What is Apparent Brightness?

Instructor: Josh Corbat

Josh has taught Earth Science and Physical Science at the High School level and holds a Master of Education degree from UNC-Chapel Hill.

Looks can be deceiving. This old phrase is particularly true when talking about apparent brightness. In this lesson, we will define apparent brightness, discuss how scientists use it when studying stars, and point out a major drawback.

Introduction and Definition of Apparent Brightness

To best understand apparent brightness, let's start with a scenario. Picture two identical candles. Both candles are on a table in front of you, lit. The brightness of these candles will most likely be the same, right? Now, think of the same two candles, but one is now across the room. Which will appear brighter to you? The candle on the table in front of you will obviously appear brighter because it is closer. This is a perfect way to think about apparent brightness.
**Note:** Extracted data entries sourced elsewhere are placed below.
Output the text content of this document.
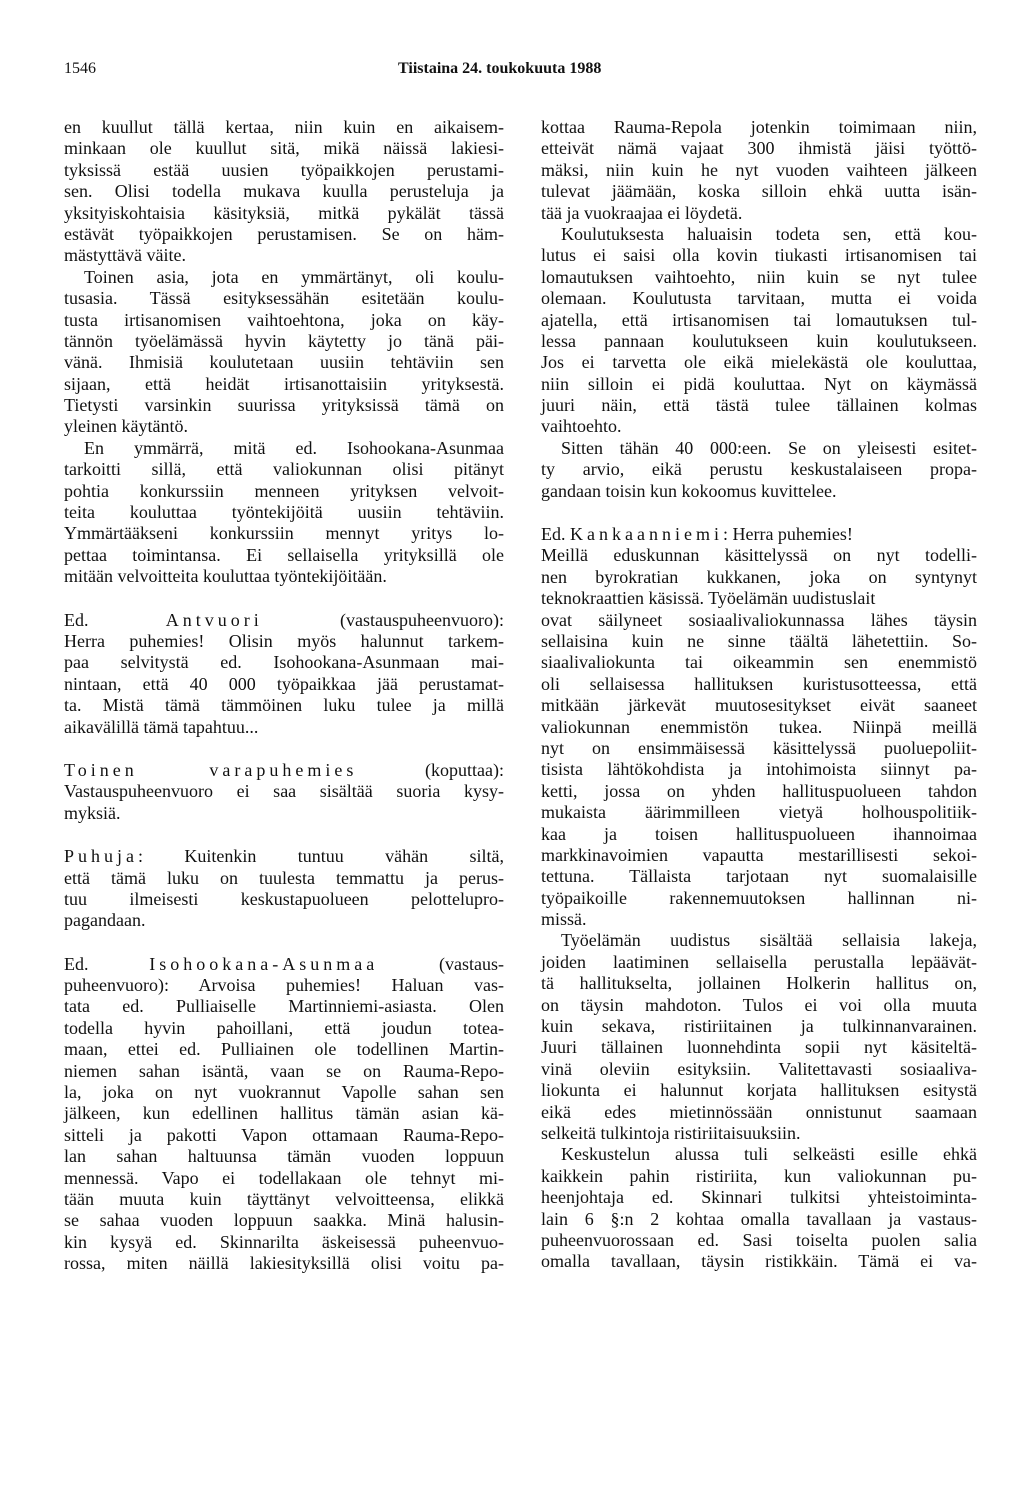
1546	Tiistaina 24. toukokuuta 1988
en kuullut tällä kertaa, niin kuin en aikaisem-
minkaan ole kuullut sitä, mikä näissä lakiesi-
tyksissä estää uusien työpaikkojen perustami-
sen. Olisi todella mukava kuulla perusteluja ja
yksityiskohtaisia käsityksiä, mitkä pykälät tässä
estävät työpaikkojen perustamisen. Se on häm-
mästyttävä väite.
Toinen asia, jota en ymmärtänyt, oli koulu-
tusasia. Tässä esityksessähän esitetään koulu-
tusta irtisanomisen vaihtoehtona, joka on käy-
tännön työelämässä hyvin käytetty jo tänä päi-
vänä. Ihmisiä koulutetaan uusiin tehtäviin sen
sijaan, että heidät irtisanottaisiin yrityksestä.
Tietysti varsinkin suurissa yrityksissä tämä on
yleinen käytäntö.
En ymmärrä, mitä ed. Isohookana-Asunmaa
tarkoitti sillä, että valiokunnan olisi pitänyt
pohtia konkurssiin menneen yrityksen velvoit-
teita kouluttaa työntekijöitä uusiin tehtäviin.
Ymmärtääkseni konkurssiin mennyt yritys lo-
pettaa toimintansa. Ei sellaisella yrityksillä ole
mitään velvoitteita kouluttaa työntekijöitään.
Ed. Antvuori (vastauspuheenvuoro):
Herra puhemies! Olisin myös halunnut tarkem-
paa selvitystä ed. Isohookana-Asunmaan mai-
nintaan, että 40 000 työpaikkaa jää perustamat-
ta. Mistä tämä tämmöinen luku tulee ja millä
aikavälillä tämä tapahtuu...
Toinen varapuhemies (koputtaa):
Vastauspuheenvuoro ei saa sisältää suoria kysy-
myksiä.
Puhuja: Kuitenkin tuntuu vähän siltä,
että tämä luku on tuulesta temmattu ja perus-
tuu ilmeisesti keskustapuolueen pelottelupro-
pagandaan.
Ed. Isohookana-Asunmaa (vastaus-
puheenvuoro): Arvoisa puhemies! Haluan vas-
tata ed. Pulliaiselle Martinniemi-asiasta. Olen
todella hyvin pahoillani, että joudun totea-
maan, ettei ed. Pulliainen ole todellinen Martin-
niemen sahan isäntä, vaan se on Rauma-Repo-
la, joka on nyt vuokrannut Vapolle sahan sen
jälkeen, kun edellinen hallitus tämän asian kä-
sitteli ja pakotti Vapon ottamaan Rauma-Repo-
lan sahan haltuunsa tämän vuoden loppuun
mennessä. Vapo ei todellakaan ole tehnyt mi-
tään muuta kuin täyttänyt velvoitteensa, elikkä
se sahaa vuoden loppuun saakka. Minä halusin-
kin kysyä ed. Skinnarilta äskeisessä puheenvuo-
rossa, miten näillä lakiesityksillä olisi voitu pa-
kottaa Rauma-Repola jotenkin toimimaan niin,
etteivät nämä vajaat 300 ihmistä jäisi työttö-
mäksi, niin kuin he nyt vuoden vaihteen jälkeen
tulevat jäämään, koska silloin ehkä uutta isän-
tää ja vuokraajaa ei löydetä.
Koulutuksesta haluaisin todeta sen, että kou-
lutus ei saisi olla kovin tiukasti irtisanomisen tai
lomautuksen vaihtoehto, niin kuin se nyt tulee
olemaan. Koulutusta tarvitaan, mutta ei voida
ajatella, että irtisanomisen tai lomautuksen tul-
lessa pannaan koulutukseen kuin koulutukseen.
Jos ei tarvetta ole eikä mielekästä ole kouluttaa,
niin silloin ei pidä kouluttaa. Nyt on käymässä
juuri näin, että tästä tulee tällainen kolmas
vaihtoehto.
Sitten tähän 40 000:een. Se on yleisesti esitet-
ty arvio, eikä perustu keskustalaiseen propa-
gandaan toisin kun kokoomus kuvittelee.
Ed. Kankaanniemi: Herra puhemies!
Meillä eduskunnan käsittelyssä on nyt todelli-
nen byrokratian kukkanen, joka on syntynyt
teknokraattien käsissä. Työelämän uudistuslait
ovat säilyneet sosiaalivaliokunnassa lähes täysin
sellaisina kuin ne sinne täältä lähetettiin. So-
siaalivaliokunta tai oikeammin sen enemmistö
oli sellaisessa hallituksen kuristusotteessa, että
mitkään järkevät muutosesitykset eivät saaneet
valiokunnan enemmistön tukea. Niinpä meillä
nyt on ensimmäisessä käsittelyssä puoluepoliit-
tisista lähtökohdista ja intohimoista siinnyt pa-
ketti, jossa on yhden hallituspuolueen tahdon
mukaista äärimmilleen vietyä holhouspolitiik-
kaa ja toisen hallituspuolueen ihannoimaa
markkinavoimien vapautta mestarillisesti sekoi-
tettuna. Tällaista tarjotaan nyt suomalaisille
työpaikoille rakennemuutoksen hallinnan ni-
missä.
Työelämän uudistus sisältää sellaisia lakeja,
joiden laatiminen sellaisella perustalla lepäävät-
tä hallitukselta, jollainen Holkerin hallitus on,
on täysin mahdoton. Tulos ei voi olla muuta
kuin sekava, ristiriitainen ja tulkinnanvarainen.
Juuri tällainen luonnehdinta sopii nyt käsiteltä-
vinä oleviin esityksiin. Valitettavasti sosiaaliva-
liokunta ei halunnut korjata hallituksen esitystä
eikä edes mietinnössään onnistunut saamaan
selkeitä tulkintoja ristiriitaisuuksiin.
Keskustelun alussa tuli selkeästi esille ehkä
kaikkein pahin ristiriita, kun valiokunnan pu-
heenjohtaja ed. Skinnari tulkitsi yhteistoiminta-
lain 6 §:n 2 kohtaa omalla tavallaan ja vastaus-
puheenvuorossaan ed. Sasi toiselta puolen salia
omalla tavallaan, täysin ristikkäin. Tämä ei va-
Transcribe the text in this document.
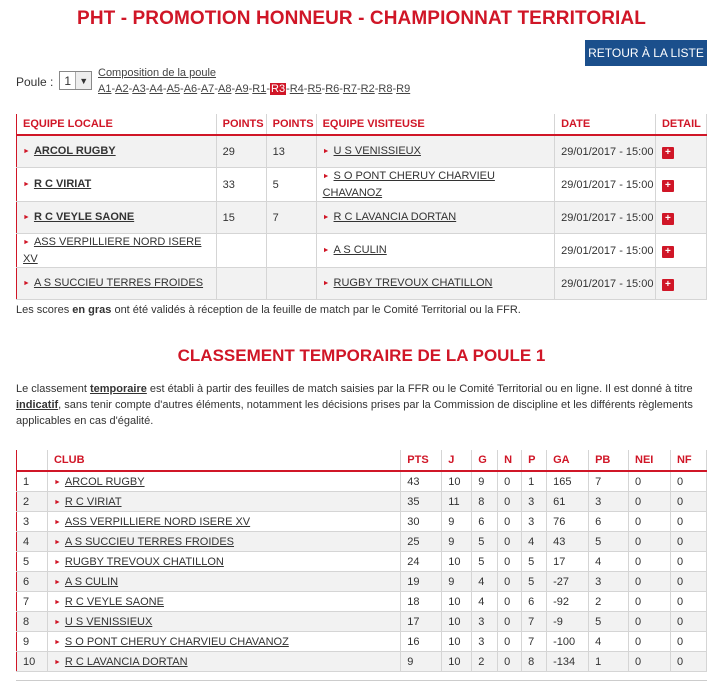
PHT - PROMOTION HONNEUR - CHAMPIONNAT TERRITORIAL
RETOUR À LA LISTE
Poule : 1 ▼
Composition de la poule
A1-A2-A3-A4-A5-A6-A7-A8-A9-R1-R3-R4-R5-R6-R7-R2-R8-R9
EQUIPE LOCALE	POINTS	POINTS	EQUIPE VISITEUSE	DATE	DETAIL
► ARCOL RUGBY	29	13	► U S VENISSIEUX	29/01/2017 - 15:00	+
► R C VIRIAT	33	5	► S O PONT CHERUY CHARVIEU CHAVANOZ	29/01/2017 - 15:00	+
► R C VEYLE SAONE	15	7	► R C LAVANCIA DORTAN	29/01/2017 - 15:00	+
► ASS VERPILLIERE NORD ISERE XV			► A S CULIN	29/01/2017 - 15:00	+
► A S SUCCIEU TERRES FROIDES			► RUGBY TREVOUX CHATILLON	29/01/2017 - 15:00	+
Les scores en gras ont été validés à réception de la feuille de match par le Comité Territorial ou la FFR.
CLASSEMENT TEMPORAIRE DE LA POULE 1
Le classement temporaire est établi à partir des feuilles de match saisies par la FFR ou le Comité Territorial ou en ligne. Il est donné à titre indicatif, sans tenir compte d'autres éléments, notamment les décisions prises par la Commission de discipline et les différents règlements applicables en cas d'égalité.
	CLUB	PTS	J	G	N	P	GA	PB	NEI	NF
1	► ARCOL RUGBY	43	10	9	0	1	165	7	0	0
2	► R C VIRIAT	35	11	8	0	3	61	3	0	0
3	► ASS VERPILLIERE NORD ISERE XV	30	9	6	0	3	76	6	0	0
4	► A S SUCCIEU TERRES FROIDES	25	9	5	0	4	43	5	0	0
5	► RUGBY TREVOUX CHATILLON	24	10	5	0	5	17	4	0	0
6	► A S CULIN	19	9	4	0	5	-27	3	0	0
7	► R C VEYLE SAONE	18	10	4	0	6	-92	2	0	0
8	► U S VENISSIEUX	17	10	3	0	7	-9	5	0	0
9	► S O PONT CHERUY CHARVIEU CHAVANOZ	16	10	3	0	7	-100	4	0	0
10	► R C LAVANCIA DORTAN	9	10	2	0	8	-134	1	0	0
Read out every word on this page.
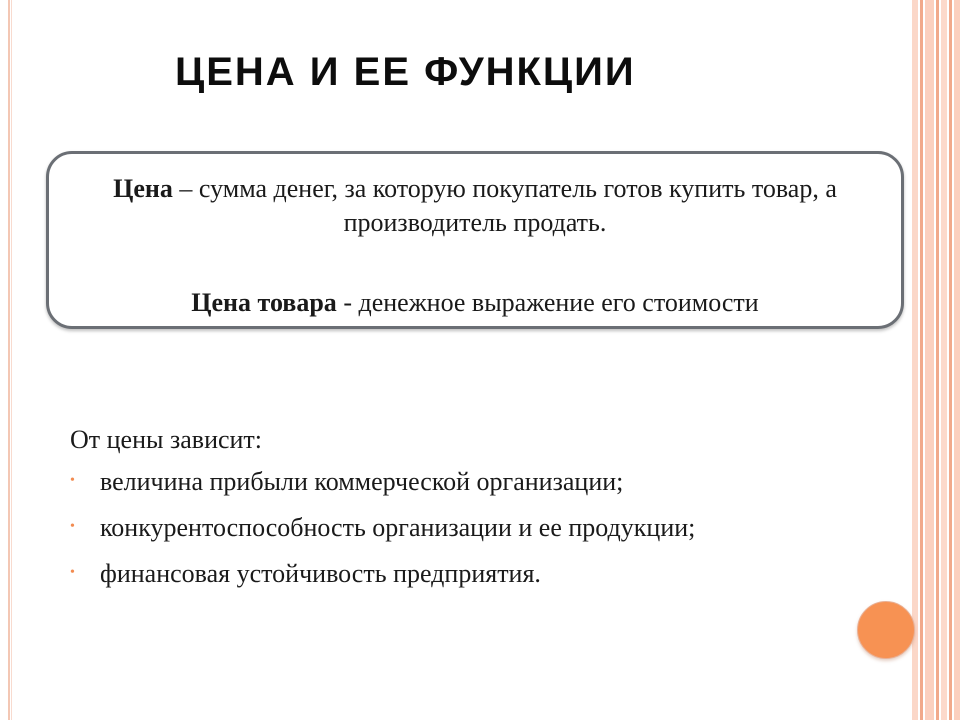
ЦЕНА И ЕЕ ФУНКЦИИ
Цена – сумма денег, за которую покупатель готов купить товар, а производитель продать.
Цена товара - денежное выражение его стоимости

От цены зависит:

• величина прибыли коммерческой организации;
• конкурентоспособность организации и ее продукции;
• финансовая устойчивость предприятия.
You can see the candles toward the back are dimmer than those in the front. It is possible that the back candles are actually brighter, but their distance makes them look dimmer regardless.
Apparent brightness in candles

Apparent brightness, also known as apparent magnitude, is the measure of the luminosity (a fancy word for actual brightness) of a star as seen from Earth. That last part is the most important: as seen from Earth. Apparent brightness is a human measurement, and it would change for each star if the measurement were taken from another location. The more precise counterpart of apparent brightness is called absolute brightness (or absolute magnitude) and is the measure of the luminosity of a star, but on a common scale. Each star's mass and temperature are taken into account to standardize brightness measurements on the absolute brightness scale.

What Apparent Brightness is Used For

In ancient times, scientists made enormous lists and catalogs of stars using measurements like apparent brightness. In those days, apparent brightness was an important measurement in distinguishing stars from each other. Today, though, we understand that stars may appear bright or dim, and that apparent brightness does not take everything important into account. Now apparent brightness is primarily used by backyard astronomers to find certain stars as they stargaze. Apparent brightness can still be useful in this way, especially if you are looking for a particularly bright star. For example, Sirius is the brightest star in our sky (it has the highest apparent brightness), so it would be relatively easy to find it.

A photo of Sirius in the night sky. This is obviously zoomed in, but does a great job showing how much brighter it is than all other stars from our perspective.